I’m so excited! I got my first official question about relationship advice. It came from a friend of a friend via text message.
I have boy trouble and I feel like maybe you will be the only one who won’t ask dumb questions. I started as my boyfriend’s secondary. Him and his primary broke up and she moved out about 2 and 1/2 months ago. Tonight I asked him if he’s slept with her since the break up and he said ‘yes’ and from the way it sounded it was not very recent and said he doesn’t intend to do it again. I asked him if he slept with anyone else and he said ‘yes’ which sounded more recent and I made him take me home because I was obviously bummed and didn’t want to be around him but we both agree we need to get together and have a conversation. As far as I’m concerned, he cheated on me and I don’t really want anything to do with that kind of dude.
Sincerely, Polly Amoury.
It’s difficult because it sounds like your boundaries were different with him when you first met/got together because you started out as his secondary. Maybe he felt that it is still okay to sleep with other girls. Did you guys have a conversation about this when he became your official boyfriend? Like, what your expectations of each other are?
I mean, it’s fine for him [to sleep with other girls] as long as he tells me. I’m just kinda wondering where I go from here. Like in a normal relationship, I’d obviously just break up with him but this isn’t “normal” and our relationship has changed a lot so I want to talk about boundaries and expectations but I’m really hurt.
Over the next couple days, Polly and I talked some more over text. I suggested that she have a conversation with her boyfriend and establish some clear, healthy boundaries.
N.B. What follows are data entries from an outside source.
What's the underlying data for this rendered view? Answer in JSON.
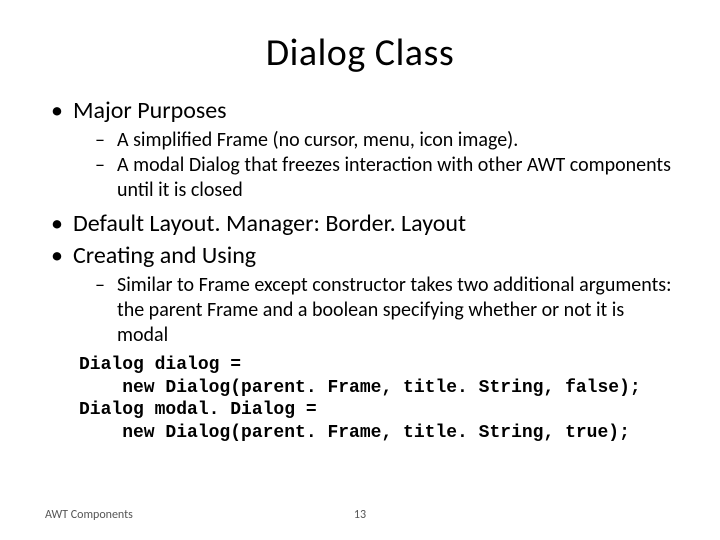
{
  "title": "Dialog Class",
  "bullets": {
    "b1": "Major Purposes",
    "b1_1": "A simplified Frame (no cursor, menu, icon image).",
    "b1_2": "A modal Dialog that freezes interaction with other AWT components until it is closed",
    "b2": "Default Layout. Manager: Border. Layout",
    "b3": "Creating and Using",
    "b3_1": "Similar to Frame except constructor takes two additional arguments: the parent Frame and a boolean specifying whether or not it is modal"
  },
  "code": "Dialog dialog =\n    new Dialog(parent. Frame, title. String, false);\nDialog modal. Dialog =\n    new Dialog(parent. Frame, title. String, true);",
  "footer": {
    "left": "AWT Components",
    "page": "13"
  }
}
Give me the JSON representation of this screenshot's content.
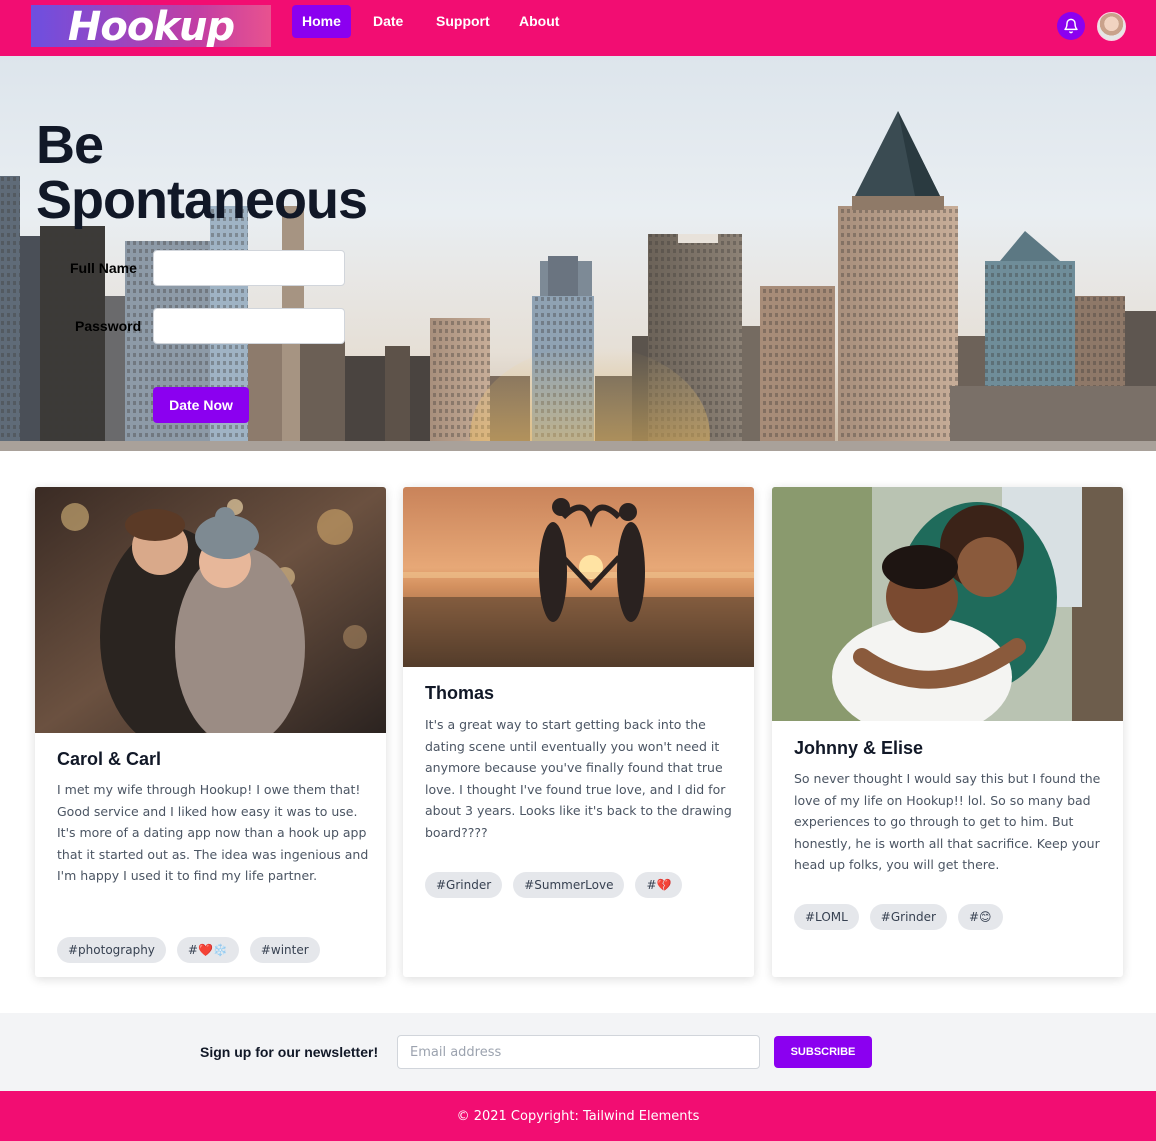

She explained that he had never really been briefed on rules of poly-dating and that this is one of his first polyamorous relationships. She explained that she was more upset about the fact that he didn’t tell her about sleeping with another girl; she said that she would like to know if he’s met a girl that he’s really into because maybe all three of them could hang out.
After their conversation, I asked Polly if her boyfriend agreed to be more open and communicate better in the future. She said yes and that now he understands what she wants out of the relationship and what her expectations are.
I wish these two… or maybe 3 😉 … the best!